Second Verse, Same as the First


Remember the Summer of Brown Water, also known as 2013? After a record amount of rain that summer, the Army Corps of Engineers and South Florida Water Management District (SFWMD) threw open the gates and drained Lake Okeechobee into the Caloosahatchee River and St. Lucie River. Our estuary turned brown and sea life suffered. So did our economy. Who wants to visit a beach with scary-looking water?

A major push then by environmentalists, local officials, businesses and citizens made an impression, however briefly, on state government and a few projects were approved — primarily water storage areas, designed to hold water during the rainy season and release it during the dry season. Those projects would only hold a small percentage of the water that flowed that summer, so mostly, they were lip service to quiet the angry natives.

For those unfamiliar with our interest in Lake O and water releases, here is a very short primer: The Army Corps of Engineers is in a decades long process of shoring up the Herbert Hoover Dike, a roughly 30-foot tall dike thrown up 80+ years ago completely encircling Lake O, built to protect communities around Lake O from flooding. Their only mandate is to protect that dike and those communities. Lake gets too high, over 15.5 feet, they open the gates and water flows into the two rivers that drain it to the Gulf of Mexico and Atlantic Ocean via the estuaries that exist at the mouth of both rivers. Those flows are sometimes a slow trickle and sometimes a raging torrent. We’re in a torrent phase right now-something very unusual for February.

The Army Corps is federal. SFWMD is state, with board members appointed by the governor. SFWMD works with the Corps opening the valves. The Lake used to drain into the Everglades as the source of the River of Grass. When the dike was built, that flow essentially stopped, allowing land south of the lake to become farmland, growing primarily sugarcane. The sugar lobby is very powerful. Major understatement. State officials have been treated to hunting trips to Texas courtesy of the King Ranch, the largest member of the Sugar Cane Growers Cooperative of Florida, farming over 12,000 acres in south Florida. Supposedly arranged by the Republican Party of Florida, no one really ever explained how those kinds of trips don’t influence legislators.

From an environmental standpoint, it’s been a long and unsuccessful battle to convince the Corps and SFWMD that our estuary needs a steady supply of freshwater from Lake O year-round to maintain salinity levels. During the dry season, we need fresh water to protect oysters, seagrass and other sea life from high salinity. During the wet season, we need a steady, low flow of water to maintain a minimum salinity. Yet, what we get is too little during a normal dry season and too much during the wet season. We’re fighting the “Goldilocks Principle.”

Right now, we are supposed to be in dry season, yet we just had the wettest January on record in Lee County. The watershed for Lake O also had a very wet month and Lake O went over that magical 15.5 feet, so the gates have been opened.
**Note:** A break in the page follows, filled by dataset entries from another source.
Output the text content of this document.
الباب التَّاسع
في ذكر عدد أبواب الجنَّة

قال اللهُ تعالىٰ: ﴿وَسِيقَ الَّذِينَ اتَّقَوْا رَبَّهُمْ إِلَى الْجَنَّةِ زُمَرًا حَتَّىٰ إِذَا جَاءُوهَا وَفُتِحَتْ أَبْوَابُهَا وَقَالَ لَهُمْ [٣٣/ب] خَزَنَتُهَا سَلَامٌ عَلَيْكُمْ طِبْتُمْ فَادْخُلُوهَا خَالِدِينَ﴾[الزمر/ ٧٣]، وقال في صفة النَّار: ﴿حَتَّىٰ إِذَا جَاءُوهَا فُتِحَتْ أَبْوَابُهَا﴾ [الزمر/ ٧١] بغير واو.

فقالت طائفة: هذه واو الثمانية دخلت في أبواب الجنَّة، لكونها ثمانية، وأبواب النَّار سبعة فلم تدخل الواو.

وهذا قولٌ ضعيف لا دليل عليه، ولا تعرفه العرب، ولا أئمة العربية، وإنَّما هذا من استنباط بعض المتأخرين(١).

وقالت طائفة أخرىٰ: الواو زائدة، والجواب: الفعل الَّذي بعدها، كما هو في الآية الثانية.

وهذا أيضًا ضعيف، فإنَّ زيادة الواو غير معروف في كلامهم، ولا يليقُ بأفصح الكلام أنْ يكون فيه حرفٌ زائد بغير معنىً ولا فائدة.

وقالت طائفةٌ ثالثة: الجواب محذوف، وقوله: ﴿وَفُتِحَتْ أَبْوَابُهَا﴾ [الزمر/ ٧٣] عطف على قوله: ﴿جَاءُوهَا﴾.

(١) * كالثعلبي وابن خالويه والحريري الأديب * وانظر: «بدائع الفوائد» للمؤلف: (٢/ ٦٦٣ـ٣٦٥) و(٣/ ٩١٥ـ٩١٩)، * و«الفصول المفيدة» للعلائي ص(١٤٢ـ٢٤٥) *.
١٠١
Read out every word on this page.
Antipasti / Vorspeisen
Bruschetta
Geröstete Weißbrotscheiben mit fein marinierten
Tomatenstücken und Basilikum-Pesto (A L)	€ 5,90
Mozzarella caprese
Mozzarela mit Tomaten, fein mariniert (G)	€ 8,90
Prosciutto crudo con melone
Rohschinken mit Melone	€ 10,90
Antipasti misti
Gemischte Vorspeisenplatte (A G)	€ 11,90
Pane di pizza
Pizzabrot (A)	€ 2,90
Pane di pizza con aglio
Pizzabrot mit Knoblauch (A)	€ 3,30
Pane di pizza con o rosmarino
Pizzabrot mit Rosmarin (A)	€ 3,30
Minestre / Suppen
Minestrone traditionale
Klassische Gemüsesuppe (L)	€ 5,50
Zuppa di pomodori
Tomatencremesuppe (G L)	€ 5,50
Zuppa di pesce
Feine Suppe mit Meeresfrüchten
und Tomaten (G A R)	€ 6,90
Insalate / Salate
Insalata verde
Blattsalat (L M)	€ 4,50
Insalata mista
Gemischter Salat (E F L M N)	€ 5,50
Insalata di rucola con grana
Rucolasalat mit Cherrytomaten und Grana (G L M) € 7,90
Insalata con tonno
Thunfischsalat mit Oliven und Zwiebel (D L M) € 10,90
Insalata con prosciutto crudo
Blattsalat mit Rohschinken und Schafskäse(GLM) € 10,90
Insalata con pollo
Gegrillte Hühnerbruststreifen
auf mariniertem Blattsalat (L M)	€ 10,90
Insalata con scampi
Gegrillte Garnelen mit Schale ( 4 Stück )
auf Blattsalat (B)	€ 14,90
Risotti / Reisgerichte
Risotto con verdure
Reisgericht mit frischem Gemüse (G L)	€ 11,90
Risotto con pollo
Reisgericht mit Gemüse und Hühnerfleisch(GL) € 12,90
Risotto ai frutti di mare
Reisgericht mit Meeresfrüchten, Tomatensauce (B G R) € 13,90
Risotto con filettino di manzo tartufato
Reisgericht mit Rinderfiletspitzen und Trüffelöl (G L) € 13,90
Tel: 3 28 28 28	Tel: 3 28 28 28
Adding insult to injury, SFWMD opened the lake to back pumping for 4 days last week. Back pumping is when water in the fields south of the lake is pumped back into Lake O to protect sugarcane, often laden with fertilizers like phosphorus and nitrogen, plus who knows what other pesticides and herbicides. It all goes back into the lake.

So, we have polluted water in the lake from upstream flows, and then they add back pumped water, yet they still have the audacity to call it “fresh” water?

Those farm fields are not the only source of fertilizer pollution in our river and estuary. Estimates blame agriculture for only about 50%. The other half comes from a variety of sources ranging from septic tanks to golf courses and storm water runoff from housing developments with lush, green lawns.

This time the torrent of dark water from Lake O arrives right in the middle of tourist season. There are thousands visiting our island who have no idea why the water is so dark. Some would say we should not say anything about it – don’t want to scare anyone away. But that’s not how we roll at the Sand Paper.

The Lake O water releases impact both life and livelihood for many people, so we have covered them consistently. By doing so, we advocate for the businesses, employees and residents that rely on our water quality. Tourism employs 1 out of every 5 employees in Lee County. Tourism is critical to our economic health. We need all involved to get their act together and fix this problem.

We recognize that it’s a complex problem with lots of moving parts. Corps, SFWMD, Governor, State Legislature, U.S. House and Senate – they all own a piece of this problem. We all thought that when the brown water hit our estuary in 2013, there would be changes. And there were, small ones. Less than three years later, we face another “unprecedented” rain situation and we are right back where we were in 2013.

Local residents, visitors, businesses and communities have to convince the decision makers that our water quality and our estuaries are just as important as those sugar cane fields south of the lake. Too much water harms us too. To contact elected officials, see

We hope our visitors can see beyond our current water woes and appreciate all that our Island has to offer. We hope they will help us convince legislators both in Florida and back home that the Everglades and south Florida estuaries are worth preserving.